Já no novo modelo, o investidor "A" levaria 100% das 10 mil ações que pediu, enquanto que os investidores "B" e "C" levariam 45 mil papéis cada um, o que representa 90% do pedido feito pelo investidor "B" e 65% do que foi reservado pelo "C". Os investidores são copos e as ações o líquido, ilustra Baptista. Os três copos são preenchidos com ações de forma igual até encher integralmente o menor copo. O que sobrar de ações irá preencher sucessivamente conforme o tamanho dos outros dois copos. "Nesse modelo, é muito provável que os pequenos investidores sejam atendidos integralmente."
O modelo usado até agora estava inflando artificialmente os pedidos de reserva. Prevendo que haveria um rateio, o investidor reservava uma quantidade muito maior de ações para, no fim, conseguir levar o quanto queria ou muito próximo. Isso acabava aumentando as reservas e, conseqüentemente, o percentual do rateio.
Segundo Baptista, o novo modelo foi sugerido pela Câmara Brasileira de Liquidação e Custódia (CBLC), que também estava preocupada com os efeitos que essa demanda inflada pudesse provocar. O investidor reserva uma quantidade de ações maior do que realmente quer e, no caso de um rateio menor ou de nem haver rateio, teria de honrar a reserva inflada. "Em última instância, isso pode criar um risco sistêmico no mercado", diz Baptista. A oferta da empresa inova em outros aspectos. Um deles é que nenhum investidor poderá ter mais de 8% das ações PNs que estão no mercado. O objetivo é garantir liquidez aos papéis.

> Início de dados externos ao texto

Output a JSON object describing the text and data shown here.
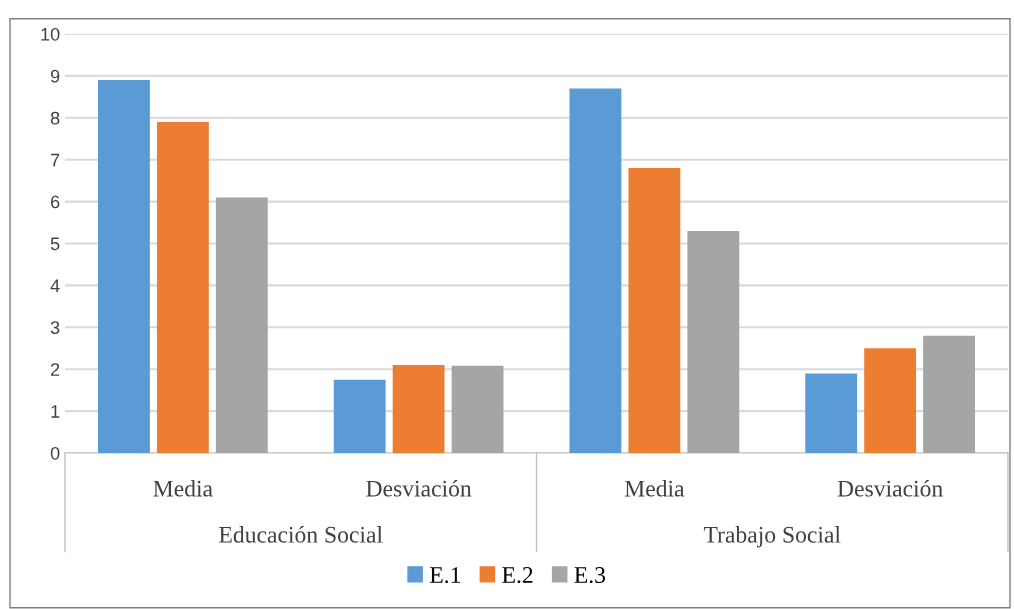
{
  "chart_data": {
    "type": "bar",
    "categories": [
      "Media",
      "Desviación",
      "Media",
      "Desviación"
    ],
    "series": [
      {
        "name": "E.1",
        "color": "#5b9bd5",
        "values": [
          8.9,
          1.75,
          8.7,
          1.9
        ]
      },
      {
        "name": "E.2",
        "color": "#ed7d31",
        "values": [
          7.9,
          2.1,
          6.8,
          2.5
        ]
      },
      {
        "name": "E.3",
        "color": "#a5a5a5",
        "values": [
          6.1,
          2.08,
          5.3,
          2.8
        ]
      }
    ],
    "annotations": [
      "Educación Social",
      "Trabajo Social"
    ],
    "ylim": [
      0,
      10
    ],
    "yticks": [
      0,
      1,
      2,
      3,
      4,
      5,
      6,
      7,
      8,
      9,
      10
    ],
    "grid": "y",
    "legend": "bottom"
  }
}
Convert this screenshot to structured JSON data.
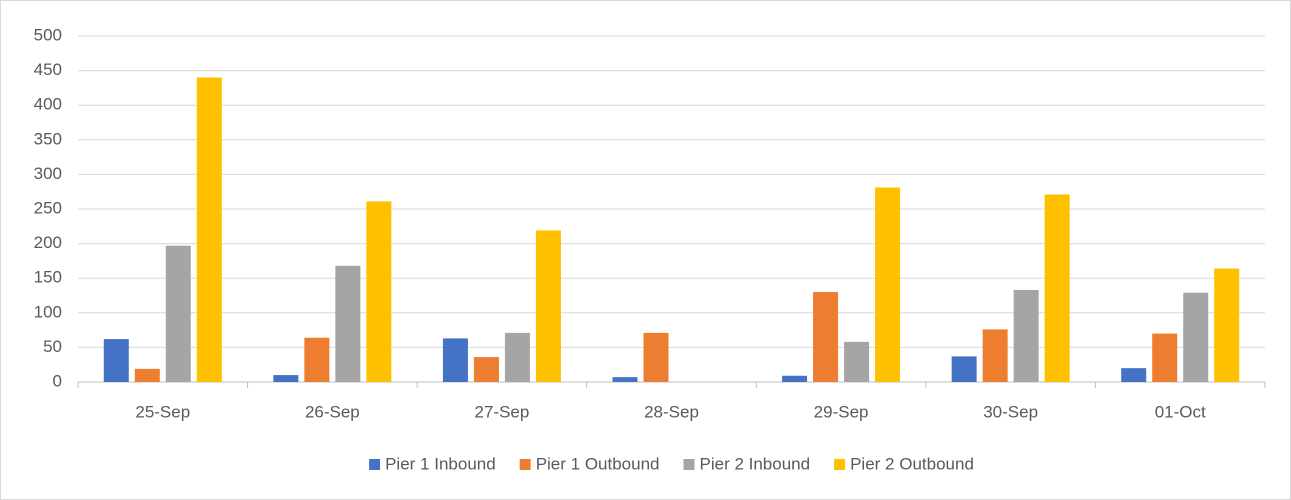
{
  "chart_data": {
    "type": "bar",
    "categories": [
      "25-Sep",
      "26-Sep",
      "27-Sep",
      "28-Sep",
      "29-Sep",
      "30-Sep",
      "01-Oct"
    ],
    "series": [
      {
        "name": "Pier 1 Inbound",
        "color": "#4472c4",
        "values": [
          62,
          10,
          63,
          7,
          9,
          37,
          20
        ]
      },
      {
        "name": "Pier 1 Outbound",
        "color": "#ed7d31",
        "values": [
          19,
          64,
          36,
          71,
          130,
          76,
          70
        ]
      },
      {
        "name": "Pier 2 Inbound",
        "color": "#a5a5a5",
        "values": [
          197,
          168,
          71,
          0,
          58,
          133,
          129
        ]
      },
      {
        "name": "Pier 2 Outbound",
        "color": "#ffc000",
        "values": [
          440,
          261,
          219,
          0,
          281,
          271,
          164
        ]
      }
    ],
    "ylim": [
      0,
      500
    ],
    "yticks": [
      0,
      50,
      100,
      150,
      200,
      250,
      300,
      350,
      400,
      450,
      500
    ],
    "grid": true,
    "legend": "bottom"
  }
}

A Suzano Petroquímica está vendendo 28 milhões de ações preferenciais, o que pelo fechamento do papel no pregão de ontem - R$ 7,45, com queda de 0,66% - representa R$ 208,6 milhões. Se houver demanda adicional, serão vendidas mais 4,2 milhões de ações. Considerando apenas a operação inicial, a quantidade de ações PNs da Suzano em circulação no mercado ("free float") aumenta de 19% para 40%. Com o lote adicional, o "free float" chegará a 43% do total de PNs.
A empresa adere hoje ao Nível 2 da bolsa, com uma profunda reforma do estatuto. Entre as mudanças estão: dividendos de 30% sobre o lucro e o direito dos preferencialistas receberem 80% do valor oferecido ao controlador ("tag along") em caso de venda, enquanto que o exigido no Nível 2 é de 70%.